Ex-prefeito baiano vai ser denunciado pela nomeação de 33 familiares

305

O Tribunal de Contas dos Municípios, na sessão realizada por meio eletrônico, determinou a formulação de representação ao Ministério Público Estadual contra o ex-prefeito Manoel Afonso Mangueira de Pilão Arcado, no Vale do São Francisco, a 740 km de Salvador, em razão da prática de nepotismo, no exercício de 2019. A decisão, aprovada por unanimidade, foi apresentada pelo conselheiro Paolo Marconi, relator do voto condutor no processo. Ele constatou a procedência de arte fundamental da denúncia formulada junto ao TCM, contra o ex-prefeito, por um cidadão do município. Por isso, além de responder a processo por improbidade administrativa, caso denunciado à Justiça pelo MPE, o ex-prefeito terá que pagar multa de R$5 mil como punição administrativa.

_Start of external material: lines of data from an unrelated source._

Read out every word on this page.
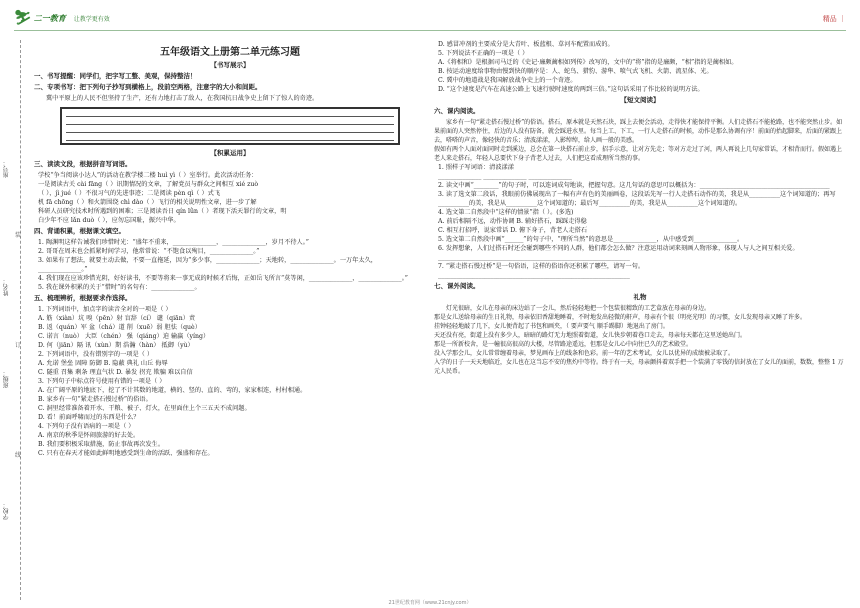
⛷ 二一教育 让教学更有效	精品 ｜
座号：
姓名：
班级：
学校：
装
订
线
五年级语文上册第二单元练习题
【书写展示】
一、书写提醒：同学们，把字写工整、美观，保持整洁！
二、专项书写：把下列句子抄写到横格上，段前空两格，注意字的大小和间距。
冀中平原上的人民不但坚持了生产，还有力地打击了敌人，在我国抗日战争史上留下了惊人的奇迹。
【积累运用】
三、读读文段，根据拼音写词语。
学校“争当阅读小达人”的活动在教学楼二楼 huì yì（ ）室举行。此次活动任务：
一是阅读古关 cài fāng（ ）讯期情况的文章，了解党员与群众之间相互 xié zuò
（ ），jì jué（ ）不很习气的先进事迹；二是阅读 pèn qì（ ）式飞
机 fā chōng（ ）和火箭围绕 chì dào（ ）飞行的相关说明性文章，进一步了解
科研人员研究技术时所遇到的困难；三是阅读吾日 qín lǜn（ ）者现下活天罪行的文章，明
白少年不应 lǎn duò（ ），应勿忘国耻，振兴中华。
四、背诵积累，根据课文填空。
1. 陶渊明这样告诫我们珍惜时光：“盛年不重来，______________，______________，岁月不待人。”
2. 哥哥在周末也会抓紧时间学习，他常常说：“不饱食以殉目，______________。”
3. 如果有了想法，就要主动去做，不要一直拖延，因为“多少事，______________；天地转，______________。一万年太久，______________。”
4. 我们现在应该珍惜光阴，好好读书，不要等将来一事无成的时候才后悔，正如岳飞所言“莫等闲，______________，______________。”
5. 我在课外积累的关于“惜时”的名句有：______________。
五、梳理辨析，根据要求作选择。
1. 下列词语中，加点字的读音全对的一项是（ ）
A. 筋（xiàn）坑 嗅（pēn）射 盲辞（cí） 谴（qiān）责
B. 返（quán）军 盆（chá）道 削（xuē）弱 胆怯（què）
C. 诺言（nuò） 大臣（chén） 强（qiáng）迫 输赢（yíng）
D. 何（jiān）隔 讯（xùn）期 浩瀚（hàn） 抵御（yù）
2. 下列词语中，没有错别字的一项是（ ）
A. 允诺 堡垒 固障 防御 B. 隐蔽 典礼 山丘 侮辱
C. 隧重 召集 剩条 理直气状 D. 暴发 拐充 欺骗 难以自信
3. 下列句子中标点符号使用有错的一项是（ ）
A. 在广阔平原的地底下，挖了不计其数的地道，横的、竖的、直的、弯的，家家相连，村村相通。
B. 家乡有一句“紧走搭石慢过桥”的俗语。
C. 洞里经常准备着开水、干粮、被子、灯火，在里面住上个三五天不成问题。
D. 看！前面呼啸而过的东西是什么？
4. 下列句子没有语病的一项是（ ）
A. 南京的秋季是怀闹旅游的好去处。
B. 我们要积极采取措施，防止事故再次发生。
C. 只有在春天才能如此鲜明地感受到生命的活跃、强盛和存在。
D. 感冒冲剂的主要成分是大青叶、板蓝根、草河车配置而成的。
5. 下列说法不正确的一项是（ ）
A.《将相和》是根据司马迁的《史记·廉颇蔺相如列传》改写的，文中的“将”指的是廉颇，“相”指的是蔺相如。
B. 按运动速度给事物由慢到快的顺序是：人、蛇鸟、猎豹、游隼、喷气式飞机、火箭、流星体、光。
C. 冀中的地道战是我国解放战争史上的一个奇迹。
D. “这个速度是汽车在高速公路上飞速行驶时速度的两到三倍。”这句话采用了作比较的说明方法。
【短文阅读】
六、课内阅读。
家乡有一句“紧走搭石慢过桥”的俗语。搭石，原本就是天然石块，踩上去便会活动，走得快才能保持平衡。人们走搭石不能抢路，也不能突然止步。如果前面的人突然停住，后边的人没有防备，就会踩进水里。每当上工、下工，一行人走搭石的时候，动作是那么协调有序！前面的抬起脚来，后面的紧跟上去，嗒嗒的声音，像轻快的音乐；清波漾漾，人影绰绰，给人画一般的美感。
假如有两个人面对面同时走到溪边，总会在第一块搭石前止步，招手示意，让对方先走；等对方走过了河，两人再说上几句家常话，才相背而行。假如遇上老人来走搭石，年轻人总要伏下身子背老人过去，人们把这看成理所当然的事。
1. 照样子写词语：清波漾漾
______________ ______________ ______________
2. 读文中画“________”的句子时，可以连词成句地读，把握句意。这几句话的意思可以概括为：__________________________________________
3. 读了选文第二段话，我眼前仿佛展现出了一幅有声有色的美丽画卷，这段话先写一行人走搭石动作的美，我是从__________这个词知道的；再写__________的美，我是从__________这个词知道的；最后写__________的美，我是从__________这个词知道的。
4. 选文第二自然段中“这样的情景”指（ ）。(多选)
A. 前后相隔不远，动作协调 B. 辅好搭石，踩踩走得稳
C. 相互打招呼，说家常话 D. 俯下身子，背老人走搭石
5. 选文第二自然段中画“______”的句子中，“理所当然”的意思是______________，从中感受到______________。
6. 发挥想象，人们过搭石时还会碰到哪些不同的人群，他们都会怎么做？注意运用动词来刻画人物形象，体现人与人之间互相关爱。
______________________________________________________________
7. “紧走搭石慢过桥”是一句俗语，这样的俗语你还积累了哪些，请写一句。
______________________________________________________________
七、课外阅读。
礼物
灯光很暗，女儿在母亲的床边站了一会儿，然后轻轻地把一个包装很精致的工艺盒放在母亲的身边。
那是女儿送给母亲的生日礼物，母亲依旧香甜地睡着，不时地发出轻微的鼾声，母亲有个很（明亮光明）的习惯，女儿发现母亲又睡了许多。
挂钟轻轻地敲了几下，女儿便背起了书包和画夹，（ 要声要气 顺手踢脚）地退出了房门。
天还没有亮，街道上没有多少人，暗暗的路灯无力地照着街道，女儿快步朝着巷口走去，母亲每天都在这里送她出门。
那是一所新校舍，是一幢很高很高的大楼，尽管路途遥远，但那是女儿心中向往已久的艺术殿堂。
没入学那会儿，女儿常常缠着母亲，梦见画布上的线条和色彩。前一年的艺术考试，女儿以优异的成绩被录取了。
入学的日子一天天地临近，女儿也在这当忘不安的焦灼中等待。终于有一天，母亲颤抖着双手把一个装满了零钱的信封放在了女儿的面前，数数，整整 1 万元人民币。
21世纪教育网（www.21cnjy.com）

Segundo a denúncia, as nomeações de 33 servidores teriam para o exercício de cargos em comissão e prestação de serviços temporários eram fruto de nepotismo e de troca de favores em benefício político. Os vínculos familiares seriam tanto com o ex-prefeito, quanto com outros servidores (vice-prefeito, secretários municipais, procurador jurídico e vereadores pertencentes à base aliada), além de parentes também da então primeira dama.

Do tal das nomeações, o TCM identificou 15 contratações que afrontam o ordenamento jurídico e caracterizam claro nepotismo. São elas as de Arthur Vinicius Brandão Rocha, Luzia de Queiroz Albuquerque Borges, Viviane Borges Gomes Melo, Yasmin Geaninne de Souza Medeiros, Allan Rogério de Queiroz Albuquerque, Maria Diva Borges Medeiros, Taise Silva Lira, Lidiane Ferreira Barrence, Reinaldo Nonato dos Santos, Deivid Fonseca Borges, Luiz Gustavo Fonseca Borges, Marques Antônio do Vale Silva, Elisangela Fonseca Borges, Geoflávio Pereira Borges e Hagamenon Mangueira,

Por sua vez, o então prefeito, embora tenha pedido dilação de prazo, não apresentou defesa nem refutou os vínculos parentais, motivo pelo qual presumem-se verdadeiros os laços familiares com os servidores nomeados para os cargos em comissão.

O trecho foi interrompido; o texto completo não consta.